Et si on n’avait pas encore lu Édouard Glissant ? La profusion des discours depuis sa disparition dit une vérité et son contraire : Glissant a toujours été là, et les hommages rappellent que sa littérature-monde, poésie et romans, a traversé un demi-siècle et que ses concepts — traces, trames, digenèse, opacité, tremblement, relation, créolisation... — ont dessiné le change du monde. Mais paradoxalement l’afflux des reconnaissances manifeste aussi son envers : l’oubli de Glissant pendant de longues années, et sa banalisation par un usage simpliste de ses mots-fétiches. L’œuvre de Glissant se compose pourtant de routes escarpées, de lézardes et de tracées, et elle exige autant de détours que de vertiges.
La multiplication des études exigeantes autour de Glissant ouvre une nouvelle « région », au sens d’une orientation. Les lecteurs découvrent les chemins de traverse qui ont mené le poète philosophe vers les arts, l’anthropologie, la pédagogie, tant de versants jusqu’à présent peu commentés. Ils prennent la mesure, et la démesure, d’une pensée dérangeante qui déplace les oppositions convenues. Politiquement incorrect, Glissant proposait des pas de côté souvent mal compris face aux grands thèmes de la négritude ou de l’africanité. Il portait son regard au loin pour penser la mondialité, et il contrariait les courants identitaires avec leurs vérités généalogiques.
Sans cesse Glissant a enjoint ses lecteurs au détour, celui des langues par lesquelles il faut passer, celui des cultures, des temps et des territoires. Celui des écritures aussi, tant il a écrit en poète, en romancier, en philosophe, par rafales et entrelacs. Les tours sont nécessaires pour qui désire connaître les chiffres du monde et ses transformations. Jamais le sens ne s’atteint directement ni en pleine lumière. L’opacité est sa demeure.
Les auteurs présents dans ce volume connaissent cette pratique du détour. Dans une relation de distance et de proximité au poète, chacun l’énonce et la met en œuvre, à sa manière, par sa contribution à ce numéro de Littérature. Parmi eux, le plus proche sans doute, l’écrivain et ami Patrick Chamoiseau, dont l’œuvre porte l’esprit de l’aîné, déploie la puissance politique de cette parole alternative sur la mondialité. D’autres compagnons tels Michaël Dash qui le traduit en anglais ou Manthia Diawara qui lui consacra un film, soulignent et prolongent dans ce numéro le rôle de l’art qui inspire la pensée du Tout-Monde.
En effet, la vie de Glissant s’accompagne d’artistes, d’écrivains, de penseurs. Le philosophe Souleymane Bachir Diagne, auquel l’université de Paris 8 décerna le prix Glissant en 2011, souligne la déhiscence de cette raison élargie qui trame le vivant dans ses multiplicités. Zineb Ali Benali rappelle le dialogue instauré entre Glissant et le poète algérien Kateb Yacine. Aliocha Wald-Lasowski rapporte celui qu’il eut avec les peintres Roberto Matta, Wilfredo Lam, Valerio Adami.

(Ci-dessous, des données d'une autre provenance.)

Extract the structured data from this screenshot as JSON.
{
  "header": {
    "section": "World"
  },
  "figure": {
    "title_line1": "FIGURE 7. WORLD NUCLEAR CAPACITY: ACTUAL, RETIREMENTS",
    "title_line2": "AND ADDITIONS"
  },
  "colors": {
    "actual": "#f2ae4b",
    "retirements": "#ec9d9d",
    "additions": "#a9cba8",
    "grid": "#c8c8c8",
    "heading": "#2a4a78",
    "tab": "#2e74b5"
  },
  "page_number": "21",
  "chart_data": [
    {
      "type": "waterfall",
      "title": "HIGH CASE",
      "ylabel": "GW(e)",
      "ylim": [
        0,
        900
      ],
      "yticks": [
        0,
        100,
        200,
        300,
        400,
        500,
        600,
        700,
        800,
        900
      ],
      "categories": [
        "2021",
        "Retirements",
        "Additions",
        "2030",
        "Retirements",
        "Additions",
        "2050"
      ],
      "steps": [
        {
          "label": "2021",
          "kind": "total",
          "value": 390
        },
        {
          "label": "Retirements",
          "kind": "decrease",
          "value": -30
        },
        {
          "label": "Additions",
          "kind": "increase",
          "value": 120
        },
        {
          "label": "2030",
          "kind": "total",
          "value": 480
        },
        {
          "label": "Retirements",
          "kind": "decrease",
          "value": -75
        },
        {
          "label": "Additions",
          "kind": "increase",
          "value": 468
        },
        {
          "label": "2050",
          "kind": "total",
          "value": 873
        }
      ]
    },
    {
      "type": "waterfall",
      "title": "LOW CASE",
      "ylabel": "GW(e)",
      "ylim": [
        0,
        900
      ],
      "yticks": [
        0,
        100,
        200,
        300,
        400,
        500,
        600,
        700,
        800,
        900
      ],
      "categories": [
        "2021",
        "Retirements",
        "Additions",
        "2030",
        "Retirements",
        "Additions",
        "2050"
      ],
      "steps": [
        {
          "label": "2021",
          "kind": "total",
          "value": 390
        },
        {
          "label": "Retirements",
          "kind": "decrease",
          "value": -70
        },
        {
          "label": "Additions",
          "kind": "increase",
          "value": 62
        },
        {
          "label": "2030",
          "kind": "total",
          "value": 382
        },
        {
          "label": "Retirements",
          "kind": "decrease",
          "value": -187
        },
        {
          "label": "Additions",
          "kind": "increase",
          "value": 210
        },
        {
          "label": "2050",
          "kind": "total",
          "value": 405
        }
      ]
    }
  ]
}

Les auteurs ici réunis ont cheminé avec Glissant, dans ses œuvres bien sûr, mais également dans les lieux qu’il aimait à rendre communs ; à New York ou au Diamant, à Paris ou à Carthage, sur les continents et les archipels qu’il se plaisait à parcourir. Ils l’ont suivi dans la Maison de l’Amérique latine, au séminaire de l’Institut du Tout-Monde, pour échanger avec lui. Ainsi de Romuald Fonkoua, dont le livre pionnier, Essai sur une mesure du monde au xxe siècle, reste un phare, et qui éclaire le parcours d’une pensée et d’une écriture allant de rhétorique en poétique. Nous présentons également un texte prononcé dans ce séminaire par Alain Menil qui fit paraître, juste avant sa mort, une grande étude philosophique, Les Voies de la créolisation, portant sur les essais de Glissant de 1955 à 2010.
Poétique, esthétique et politique sont les axes autour desquels se répartissent les contributions dans ce volume. Il va de soi qu’une telle répartition ne sépare pas les domaines, tant la pensée selon Glissant se dit dans tous les langages et se compose dans les figures les plus diverses, en essais, poèmes et romans. Elle se trame à même son écriture, comme en témoigne le manuscrit de Mahagony, roman paru en 1997, dont nous publions, pour la première fois, des extraits. Nous remercions vivement sa fille Barbara de nous accorder sa gracieuse autorisation, ouvrant ainsi la voie aux chercheurs qui, nous l’espérons, découvriront bientôt l’étendue des documents qui composent le legs d’Édouard Glissant. L’héritage est imprédictible.